訪問看護は、1人でご自宅に上がる仕事です。
病院とちがって、隣にナースステーションはありません。呼べば誰かが来る場所でもありません。だからこそ、スタッフが安心して玄関を開けられることが、良いケアの土台になります。
この10月から、その「安心」を守ることが、法律で会社の義務になります。今日は、その法律の話と、えがおがどう考えているかを書きます。
10月1日から、会社の義務です
2026年10月1日、改正された労働施策総合推進法が施行されます。この改正で、お客さまや利用者さまからの著しい迷惑行為(カスタマーハラスメント、いわゆるカスハラ)について、会社が働く人を守る仕組みをつくることが、事業主の義務になりました。従業員が1人でもいる会社はすべて対象です。もちろん、えがおも対象です。
会社に求められるのは、大きく3つです。
- 「カスハラを許さない」という方針を決めて、スタッフに知らせること
- 相談できる窓口をつくること
- 起きたときに、きちんと対応する手順を持つこと
えがおでは、この夏に社内の対応ガイドをまとめ、10月の施行に向けて準備を進めています。
どこからが「カスハラ」か
ここは正直に、線を引いておきたいと思います。
ケアへのご要望、ご不満、「もっとこうしてほしい」というお声は、カスハラではありません。それは私たちに必要な声で、遠慮なくおっしゃっていただきたいものです。言いにくいことほど、聞かせてください。
一方で、法律と厚生労働省のマニュアルが「社会通念上ゆるされる範囲を超える」としているのは、たとえばこういう言動です。
- 叩く、蹴る、物を投げる
- 大声で怒鳴る、人格を否定する言葉、長時間の説教
- 不必要に身体に触れる、性的な発言
- 契約や制度の範囲を超えたサービスを、繰り返し強く求める
訪問先でこうしたことがあると、スタッフはその日だけでなく、次の訪問の玄関の前でも、こわい気持ちを抱えることになります。

えがおの方針は、3つです
1. 「我慢するのが仕事」とは、考えません。
看護の仕事には、忍耐が必要な場面がたくさんあります。けれど、暴力や暴言に耐えることは、仕事のうちに入りません。身の危険を感じたら、ケアを中断して退出してよい。これはえがおの正式な方針です。
2. 1人で抱えさせません。
相談窓口を決め、相談したことでスタッフが不利になることは一切ありません。必要があれば、2人での訪問に切り替えます。
3. 事実を記録し、話し合います。
何かがあったとき、いきなり契約をやめることはしません。日時と出来事を記録し、ご本人やご家族、ケアマネジャーさんと一緒に、どうすれば訪問を続けられるかを話し合います。それでも改善がむずかしい場合には、契約の見直しをお願いすることがあります。
ご家族の方へ
ここまで読んで、「気をつけなければ」と身構えた方がいたら、それは本意ではありません。私たちが訪問しているお宅のほとんどで、こうした心配はまったくありません。むしろ「いつもありがとう」と声をかけていただくことのほうが、ずっと多いのです。

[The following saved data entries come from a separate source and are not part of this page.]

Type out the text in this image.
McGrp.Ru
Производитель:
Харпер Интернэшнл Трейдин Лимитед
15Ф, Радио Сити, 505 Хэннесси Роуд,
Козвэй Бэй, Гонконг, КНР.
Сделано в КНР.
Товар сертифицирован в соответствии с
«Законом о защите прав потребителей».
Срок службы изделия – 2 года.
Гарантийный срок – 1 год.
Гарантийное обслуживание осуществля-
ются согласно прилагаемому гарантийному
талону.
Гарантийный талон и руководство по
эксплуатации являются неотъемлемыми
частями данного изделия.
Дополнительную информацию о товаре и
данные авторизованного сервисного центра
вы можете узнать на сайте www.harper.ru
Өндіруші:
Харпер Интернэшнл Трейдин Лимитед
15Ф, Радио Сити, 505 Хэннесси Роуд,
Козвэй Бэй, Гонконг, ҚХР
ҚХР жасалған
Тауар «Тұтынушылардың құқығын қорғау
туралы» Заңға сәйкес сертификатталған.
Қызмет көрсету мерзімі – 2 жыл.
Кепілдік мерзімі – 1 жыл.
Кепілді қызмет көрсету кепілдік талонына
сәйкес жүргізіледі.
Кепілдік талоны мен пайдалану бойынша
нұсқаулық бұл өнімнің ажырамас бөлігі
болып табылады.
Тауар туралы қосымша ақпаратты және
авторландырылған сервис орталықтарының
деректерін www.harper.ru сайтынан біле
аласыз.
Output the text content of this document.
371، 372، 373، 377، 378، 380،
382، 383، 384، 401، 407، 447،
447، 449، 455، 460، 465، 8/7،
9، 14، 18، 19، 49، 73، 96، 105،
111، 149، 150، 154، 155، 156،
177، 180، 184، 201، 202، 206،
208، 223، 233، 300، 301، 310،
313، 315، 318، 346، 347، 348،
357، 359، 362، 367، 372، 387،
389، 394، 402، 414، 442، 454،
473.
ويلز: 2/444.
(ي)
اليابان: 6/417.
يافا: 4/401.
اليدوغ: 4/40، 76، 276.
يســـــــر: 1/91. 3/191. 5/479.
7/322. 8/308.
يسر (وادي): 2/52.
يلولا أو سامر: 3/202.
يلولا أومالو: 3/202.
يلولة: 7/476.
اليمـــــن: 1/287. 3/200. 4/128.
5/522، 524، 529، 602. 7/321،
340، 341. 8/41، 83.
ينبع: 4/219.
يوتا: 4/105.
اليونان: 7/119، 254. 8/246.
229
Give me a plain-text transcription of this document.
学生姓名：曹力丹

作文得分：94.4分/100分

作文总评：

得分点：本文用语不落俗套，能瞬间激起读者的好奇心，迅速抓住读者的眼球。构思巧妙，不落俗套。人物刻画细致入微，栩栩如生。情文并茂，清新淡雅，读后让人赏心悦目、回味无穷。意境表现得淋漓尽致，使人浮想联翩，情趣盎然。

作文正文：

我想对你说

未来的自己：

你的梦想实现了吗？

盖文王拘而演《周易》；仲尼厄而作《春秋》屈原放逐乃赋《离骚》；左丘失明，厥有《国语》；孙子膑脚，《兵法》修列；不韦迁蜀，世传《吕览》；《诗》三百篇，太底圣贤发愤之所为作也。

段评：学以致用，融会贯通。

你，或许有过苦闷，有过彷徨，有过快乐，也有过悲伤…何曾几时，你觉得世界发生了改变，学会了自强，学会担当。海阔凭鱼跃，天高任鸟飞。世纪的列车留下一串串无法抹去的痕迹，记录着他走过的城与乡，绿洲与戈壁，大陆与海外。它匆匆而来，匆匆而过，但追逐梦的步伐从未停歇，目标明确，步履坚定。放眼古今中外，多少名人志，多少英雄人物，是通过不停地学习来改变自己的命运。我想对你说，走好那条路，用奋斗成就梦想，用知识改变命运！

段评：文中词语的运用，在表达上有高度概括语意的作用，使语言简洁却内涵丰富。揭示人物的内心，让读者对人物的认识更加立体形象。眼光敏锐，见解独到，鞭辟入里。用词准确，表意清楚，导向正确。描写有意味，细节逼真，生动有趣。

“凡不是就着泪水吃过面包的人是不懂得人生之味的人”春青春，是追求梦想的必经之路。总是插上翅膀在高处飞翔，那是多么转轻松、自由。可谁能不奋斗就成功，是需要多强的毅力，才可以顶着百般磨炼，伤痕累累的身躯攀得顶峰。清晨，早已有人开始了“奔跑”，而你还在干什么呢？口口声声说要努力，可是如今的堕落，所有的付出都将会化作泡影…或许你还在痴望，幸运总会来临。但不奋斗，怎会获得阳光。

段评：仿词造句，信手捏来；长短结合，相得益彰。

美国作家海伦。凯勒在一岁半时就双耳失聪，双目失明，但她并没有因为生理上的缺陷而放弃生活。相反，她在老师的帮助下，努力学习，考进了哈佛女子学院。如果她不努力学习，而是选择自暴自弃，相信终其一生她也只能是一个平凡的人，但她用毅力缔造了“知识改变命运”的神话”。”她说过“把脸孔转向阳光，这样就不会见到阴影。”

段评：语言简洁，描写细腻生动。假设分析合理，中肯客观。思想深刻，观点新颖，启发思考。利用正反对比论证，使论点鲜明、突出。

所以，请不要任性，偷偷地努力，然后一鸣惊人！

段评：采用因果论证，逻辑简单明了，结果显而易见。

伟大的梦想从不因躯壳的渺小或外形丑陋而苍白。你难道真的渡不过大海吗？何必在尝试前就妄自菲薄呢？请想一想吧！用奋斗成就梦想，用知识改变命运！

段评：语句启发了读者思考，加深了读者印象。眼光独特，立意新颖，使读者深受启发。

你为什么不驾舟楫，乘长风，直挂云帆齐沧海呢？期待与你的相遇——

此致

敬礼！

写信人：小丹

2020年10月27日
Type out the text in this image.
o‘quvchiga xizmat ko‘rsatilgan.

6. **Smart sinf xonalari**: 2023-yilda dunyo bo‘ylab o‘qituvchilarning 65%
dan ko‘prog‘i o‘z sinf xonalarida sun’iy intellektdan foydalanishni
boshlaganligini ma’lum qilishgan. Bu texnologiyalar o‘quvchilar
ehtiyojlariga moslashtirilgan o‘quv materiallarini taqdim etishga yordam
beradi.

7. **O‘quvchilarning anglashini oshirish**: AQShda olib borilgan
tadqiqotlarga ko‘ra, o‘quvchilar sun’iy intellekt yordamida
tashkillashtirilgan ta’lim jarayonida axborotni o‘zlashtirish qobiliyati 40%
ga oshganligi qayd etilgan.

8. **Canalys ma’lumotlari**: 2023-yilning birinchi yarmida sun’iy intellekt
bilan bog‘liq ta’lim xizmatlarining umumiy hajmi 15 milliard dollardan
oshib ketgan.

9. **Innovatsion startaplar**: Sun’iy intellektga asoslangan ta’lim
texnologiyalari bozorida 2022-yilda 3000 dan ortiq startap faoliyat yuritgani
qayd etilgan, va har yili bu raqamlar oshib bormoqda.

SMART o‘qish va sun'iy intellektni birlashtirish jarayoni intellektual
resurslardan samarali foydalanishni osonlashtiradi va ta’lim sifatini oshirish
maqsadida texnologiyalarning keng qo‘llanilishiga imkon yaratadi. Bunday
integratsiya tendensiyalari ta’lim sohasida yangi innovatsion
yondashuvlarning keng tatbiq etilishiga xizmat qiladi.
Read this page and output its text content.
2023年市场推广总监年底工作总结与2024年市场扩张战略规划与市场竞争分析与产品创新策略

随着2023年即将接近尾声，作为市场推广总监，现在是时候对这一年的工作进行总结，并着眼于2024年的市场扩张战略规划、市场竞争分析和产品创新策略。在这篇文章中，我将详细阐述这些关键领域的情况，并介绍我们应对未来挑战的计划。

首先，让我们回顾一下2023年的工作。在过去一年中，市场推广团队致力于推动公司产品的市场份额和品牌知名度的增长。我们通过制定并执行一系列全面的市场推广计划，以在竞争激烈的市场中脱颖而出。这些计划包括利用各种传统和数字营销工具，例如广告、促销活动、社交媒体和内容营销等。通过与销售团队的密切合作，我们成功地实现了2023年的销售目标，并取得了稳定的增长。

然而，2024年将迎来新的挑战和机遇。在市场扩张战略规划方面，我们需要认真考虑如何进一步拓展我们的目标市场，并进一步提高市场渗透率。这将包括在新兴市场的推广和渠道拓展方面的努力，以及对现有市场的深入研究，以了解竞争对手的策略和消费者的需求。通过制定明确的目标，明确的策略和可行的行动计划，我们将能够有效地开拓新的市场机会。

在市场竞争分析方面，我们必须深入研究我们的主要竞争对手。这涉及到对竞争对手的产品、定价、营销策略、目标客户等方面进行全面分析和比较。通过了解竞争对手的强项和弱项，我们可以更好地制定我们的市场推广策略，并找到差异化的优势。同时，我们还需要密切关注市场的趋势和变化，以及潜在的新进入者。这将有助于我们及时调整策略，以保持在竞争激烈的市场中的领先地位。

ただ、介護は長くなると、ご家族も疲れます。病気やお薬の影響で、ご本人の言動が変わることもあります。そういうときに、私たちが「線」を持っていることは、ご家族を責めるためではなく、訪問を続けるためのものです。困っていることがあれば、スタッフに言いにくければ、ステーションに直接ご連絡ください。
働く人へ
訪問看護に興味はあるけれど、「1人で家に行くのがこわい」と感じている看護師さん、療法士さんは少なくないと思います。その不安はもっともです。
だからこそ、えがおは会社として線を引き、守る仕組みを持つことにしました。安心して玄関を開けられることが、ご利用者さまへの良いケアにつながると信じています。
※参考:厚生労働省「令和7年 労働施策総合推進法等の一部改正について」、厚生労働省「介護現場におけるハラスメント対策マニュアル」。法律の内容は2026年9月時点のものです。